Monday, October 10, 2005

Getting to Know my Fear

I just got over a short bout of food poisoning--unpleasant,yes-- and it gave me some insight, of the uncomfortable variety. As people often do when unwell, I had unpleasant dreams, and I realized that they conformed to a pattern that has existed since childhood.
As a young person--8 years old--way too young for existential nausea-- I had a recurring nightmare about a vast room, as big as infinity, with a chessboard floor. I was alone in it, sometimes near a wall, which was frightening--I knew I could walk forever and never find another wall; sometimes I was somewhere towards the middle of the room--also frightening, as I knew I could never reach a wall, no matter if I walked forever. Ok, this dream, easy to interpret-- cosmic insignificance/ultimate aloneness. Way too young, but I was a precocious little bastard.
Then, in adolescence, came the dream about floating in space--no body, just consciousness--holding a huge number in my mind.
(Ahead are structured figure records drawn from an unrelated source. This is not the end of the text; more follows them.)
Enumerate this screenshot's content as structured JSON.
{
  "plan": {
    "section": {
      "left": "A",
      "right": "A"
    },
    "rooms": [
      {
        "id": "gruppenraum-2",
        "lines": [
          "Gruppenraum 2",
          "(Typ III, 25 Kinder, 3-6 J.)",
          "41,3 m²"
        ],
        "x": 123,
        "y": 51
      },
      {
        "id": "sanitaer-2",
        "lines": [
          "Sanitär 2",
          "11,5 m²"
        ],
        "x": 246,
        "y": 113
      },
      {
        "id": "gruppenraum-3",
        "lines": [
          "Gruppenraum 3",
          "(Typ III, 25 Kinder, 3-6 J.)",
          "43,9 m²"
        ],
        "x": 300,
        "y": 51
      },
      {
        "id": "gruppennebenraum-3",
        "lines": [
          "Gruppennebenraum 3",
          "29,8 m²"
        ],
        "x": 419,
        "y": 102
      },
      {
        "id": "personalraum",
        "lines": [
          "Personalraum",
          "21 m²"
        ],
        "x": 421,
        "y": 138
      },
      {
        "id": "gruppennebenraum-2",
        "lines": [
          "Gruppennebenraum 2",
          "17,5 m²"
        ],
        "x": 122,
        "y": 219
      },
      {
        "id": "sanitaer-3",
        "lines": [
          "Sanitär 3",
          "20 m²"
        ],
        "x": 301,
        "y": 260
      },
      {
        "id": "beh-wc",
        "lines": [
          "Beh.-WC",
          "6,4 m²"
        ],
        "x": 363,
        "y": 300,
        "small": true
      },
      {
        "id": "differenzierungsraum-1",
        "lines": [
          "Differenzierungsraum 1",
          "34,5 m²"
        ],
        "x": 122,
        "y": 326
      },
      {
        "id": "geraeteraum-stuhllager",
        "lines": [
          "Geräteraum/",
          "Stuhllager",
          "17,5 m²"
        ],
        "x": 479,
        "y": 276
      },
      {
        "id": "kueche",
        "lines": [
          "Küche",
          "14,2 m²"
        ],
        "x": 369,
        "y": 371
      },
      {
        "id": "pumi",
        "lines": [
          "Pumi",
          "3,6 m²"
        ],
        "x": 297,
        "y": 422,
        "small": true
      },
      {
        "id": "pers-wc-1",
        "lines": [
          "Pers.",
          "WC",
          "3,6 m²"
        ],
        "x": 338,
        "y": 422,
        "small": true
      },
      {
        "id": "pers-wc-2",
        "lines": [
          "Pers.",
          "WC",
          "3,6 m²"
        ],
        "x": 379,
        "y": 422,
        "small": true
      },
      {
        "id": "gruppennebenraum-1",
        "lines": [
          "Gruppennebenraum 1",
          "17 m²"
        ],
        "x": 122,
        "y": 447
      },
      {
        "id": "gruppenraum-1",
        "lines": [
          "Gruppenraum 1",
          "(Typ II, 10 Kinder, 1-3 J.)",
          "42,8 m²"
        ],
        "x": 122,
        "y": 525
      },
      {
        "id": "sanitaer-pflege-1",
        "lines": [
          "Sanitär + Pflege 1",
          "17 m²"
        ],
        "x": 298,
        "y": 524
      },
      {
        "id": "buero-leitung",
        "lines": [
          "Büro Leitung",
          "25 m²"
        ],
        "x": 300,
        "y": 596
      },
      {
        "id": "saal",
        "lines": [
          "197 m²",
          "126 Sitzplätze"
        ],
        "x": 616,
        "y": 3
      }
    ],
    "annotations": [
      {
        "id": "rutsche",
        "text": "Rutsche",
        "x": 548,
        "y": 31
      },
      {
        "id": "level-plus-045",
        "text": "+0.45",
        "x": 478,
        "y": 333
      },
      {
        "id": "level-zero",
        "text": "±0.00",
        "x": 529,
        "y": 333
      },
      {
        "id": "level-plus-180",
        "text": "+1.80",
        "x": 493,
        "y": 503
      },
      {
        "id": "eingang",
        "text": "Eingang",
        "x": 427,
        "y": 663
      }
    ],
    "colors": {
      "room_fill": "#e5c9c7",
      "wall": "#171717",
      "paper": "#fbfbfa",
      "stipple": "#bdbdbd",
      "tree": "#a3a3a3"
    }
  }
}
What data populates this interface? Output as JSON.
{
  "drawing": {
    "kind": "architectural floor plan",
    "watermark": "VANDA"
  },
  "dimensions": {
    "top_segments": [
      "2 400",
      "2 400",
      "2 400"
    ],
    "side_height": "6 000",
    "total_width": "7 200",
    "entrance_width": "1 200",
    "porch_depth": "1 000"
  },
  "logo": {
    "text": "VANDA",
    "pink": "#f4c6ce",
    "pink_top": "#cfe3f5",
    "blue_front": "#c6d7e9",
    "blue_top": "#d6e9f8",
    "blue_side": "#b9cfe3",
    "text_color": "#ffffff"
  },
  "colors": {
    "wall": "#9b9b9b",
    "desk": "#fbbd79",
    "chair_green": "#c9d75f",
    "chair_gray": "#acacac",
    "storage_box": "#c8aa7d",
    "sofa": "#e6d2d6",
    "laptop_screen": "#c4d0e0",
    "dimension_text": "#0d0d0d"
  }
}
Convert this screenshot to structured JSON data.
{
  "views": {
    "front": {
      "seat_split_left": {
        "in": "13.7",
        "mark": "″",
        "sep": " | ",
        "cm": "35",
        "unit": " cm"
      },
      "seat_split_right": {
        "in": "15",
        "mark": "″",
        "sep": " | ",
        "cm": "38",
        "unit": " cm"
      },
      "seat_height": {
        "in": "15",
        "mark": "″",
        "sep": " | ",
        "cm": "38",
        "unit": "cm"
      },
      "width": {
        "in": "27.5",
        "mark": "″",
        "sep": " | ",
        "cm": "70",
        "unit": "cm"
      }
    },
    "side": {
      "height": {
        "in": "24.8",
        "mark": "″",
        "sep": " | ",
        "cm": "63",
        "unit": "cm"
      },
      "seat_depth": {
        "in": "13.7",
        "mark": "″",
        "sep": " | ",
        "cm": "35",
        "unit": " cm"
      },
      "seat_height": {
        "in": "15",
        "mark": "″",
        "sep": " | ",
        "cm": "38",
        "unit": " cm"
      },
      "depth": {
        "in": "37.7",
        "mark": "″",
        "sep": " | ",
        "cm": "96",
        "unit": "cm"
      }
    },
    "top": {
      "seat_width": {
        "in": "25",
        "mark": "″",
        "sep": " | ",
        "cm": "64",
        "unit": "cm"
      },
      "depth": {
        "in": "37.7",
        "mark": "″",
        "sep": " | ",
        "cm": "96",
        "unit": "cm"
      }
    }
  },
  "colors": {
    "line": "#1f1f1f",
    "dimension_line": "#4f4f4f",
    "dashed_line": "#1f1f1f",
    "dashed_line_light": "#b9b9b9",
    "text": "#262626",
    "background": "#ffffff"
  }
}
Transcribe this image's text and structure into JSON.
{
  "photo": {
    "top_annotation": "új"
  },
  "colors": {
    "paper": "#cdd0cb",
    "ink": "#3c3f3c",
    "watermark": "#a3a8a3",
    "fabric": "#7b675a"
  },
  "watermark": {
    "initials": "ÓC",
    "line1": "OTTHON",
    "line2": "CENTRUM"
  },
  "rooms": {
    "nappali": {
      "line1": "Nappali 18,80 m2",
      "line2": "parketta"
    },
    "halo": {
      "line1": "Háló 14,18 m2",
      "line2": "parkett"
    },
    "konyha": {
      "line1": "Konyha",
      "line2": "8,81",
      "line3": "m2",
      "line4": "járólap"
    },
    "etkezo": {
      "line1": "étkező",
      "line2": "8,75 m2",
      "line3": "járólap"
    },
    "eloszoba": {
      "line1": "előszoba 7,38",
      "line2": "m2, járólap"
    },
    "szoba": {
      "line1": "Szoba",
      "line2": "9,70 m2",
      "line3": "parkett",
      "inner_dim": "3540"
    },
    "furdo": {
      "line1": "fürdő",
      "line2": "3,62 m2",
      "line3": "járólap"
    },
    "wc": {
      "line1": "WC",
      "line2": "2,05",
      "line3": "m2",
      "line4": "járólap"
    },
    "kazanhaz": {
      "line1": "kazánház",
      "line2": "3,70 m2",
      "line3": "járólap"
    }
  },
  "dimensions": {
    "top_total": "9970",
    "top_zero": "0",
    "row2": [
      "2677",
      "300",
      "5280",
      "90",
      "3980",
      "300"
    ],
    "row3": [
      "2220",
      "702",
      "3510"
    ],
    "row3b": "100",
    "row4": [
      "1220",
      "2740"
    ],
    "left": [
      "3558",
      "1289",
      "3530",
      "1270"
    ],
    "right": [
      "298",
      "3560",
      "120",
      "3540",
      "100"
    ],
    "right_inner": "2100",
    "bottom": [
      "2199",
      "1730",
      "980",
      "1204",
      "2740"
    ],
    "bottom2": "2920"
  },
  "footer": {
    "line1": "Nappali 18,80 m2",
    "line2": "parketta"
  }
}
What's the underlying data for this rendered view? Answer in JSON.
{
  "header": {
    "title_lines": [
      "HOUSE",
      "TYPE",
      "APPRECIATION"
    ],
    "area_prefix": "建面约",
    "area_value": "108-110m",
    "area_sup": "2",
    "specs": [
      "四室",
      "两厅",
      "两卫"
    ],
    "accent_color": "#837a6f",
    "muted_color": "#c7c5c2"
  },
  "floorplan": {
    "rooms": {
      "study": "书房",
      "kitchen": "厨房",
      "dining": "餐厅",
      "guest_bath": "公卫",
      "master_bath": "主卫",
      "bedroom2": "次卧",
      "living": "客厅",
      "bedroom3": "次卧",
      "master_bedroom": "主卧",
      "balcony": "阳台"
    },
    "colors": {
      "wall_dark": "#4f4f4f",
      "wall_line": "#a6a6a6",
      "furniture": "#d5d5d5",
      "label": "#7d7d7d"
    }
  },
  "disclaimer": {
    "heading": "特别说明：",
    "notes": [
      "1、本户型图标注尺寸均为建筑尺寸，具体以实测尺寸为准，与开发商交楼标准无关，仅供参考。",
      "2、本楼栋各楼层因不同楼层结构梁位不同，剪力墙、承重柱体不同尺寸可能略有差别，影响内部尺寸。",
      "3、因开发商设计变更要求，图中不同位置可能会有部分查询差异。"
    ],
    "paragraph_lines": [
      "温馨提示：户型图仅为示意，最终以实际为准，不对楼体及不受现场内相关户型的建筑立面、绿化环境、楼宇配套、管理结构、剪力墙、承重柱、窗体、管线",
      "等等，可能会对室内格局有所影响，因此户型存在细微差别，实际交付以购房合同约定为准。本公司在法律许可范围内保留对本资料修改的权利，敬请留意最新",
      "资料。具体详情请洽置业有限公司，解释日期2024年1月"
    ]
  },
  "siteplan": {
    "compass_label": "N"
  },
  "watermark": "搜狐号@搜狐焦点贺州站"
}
Before me is a galaxy, and I have to count the atoms in every bit of matter. There are endless galaxies all around me in every direction, I have to count them all, and if I lose count, I'll be sent back to the "beginning". Quite hellish, thanks a lot.
Now, the dream has evolved into one of words--a completed work will manifest in my consciousness, and I'm expected to recall and produce it. Always a vast body of work, complete--and me left to bring it into being.
So that's my fear. Monsters don't scare me-- even as a child, I dreamt about conquering monsters. In one I had as a quite young child of 5, a dragon was in our neighborhood, and I set out to slay it, sword and all. I found it boarding an airplane, and it smiled benignly at me, so I watched it carefully until it was gone. I was willing to kill it, but as it was leaving, and signaling harmlessness, I watched it warily rather than just slaying it because it was a dragon. Rescuing others from monsters has been a theme in my dreams-- they are stressful, but I always manage to come up with something to sort the problem out.
My real fear, I realize, is not being able to live up to a responsibility, failing in a duty that I don't understand, and/or being burdened with more than I can manage.

4 comments:

Kurt said...

I can't recall any childhood fears, just a general sense that absolutely no one in the world cared about me in the slightest. But that was true.

Trey said...

I'd call that scary--but now, you have a hoard of adoring fans, begging to be you! Thank fuck that time moves forward!

M said...

You were such a special child. I was scared of all the usual monsters: the one under the bed, the other one that just generally lurks in the dark -- at one time I was even scared there might be aliens in the closet! You name it.

You have such interesting dreams. Most people's dreams, the minute they begin to tell them you realize they're only interesting to them.

Trey said...

Thank you! I'm much better, and feeling like I processed more than physical toxins out of my system.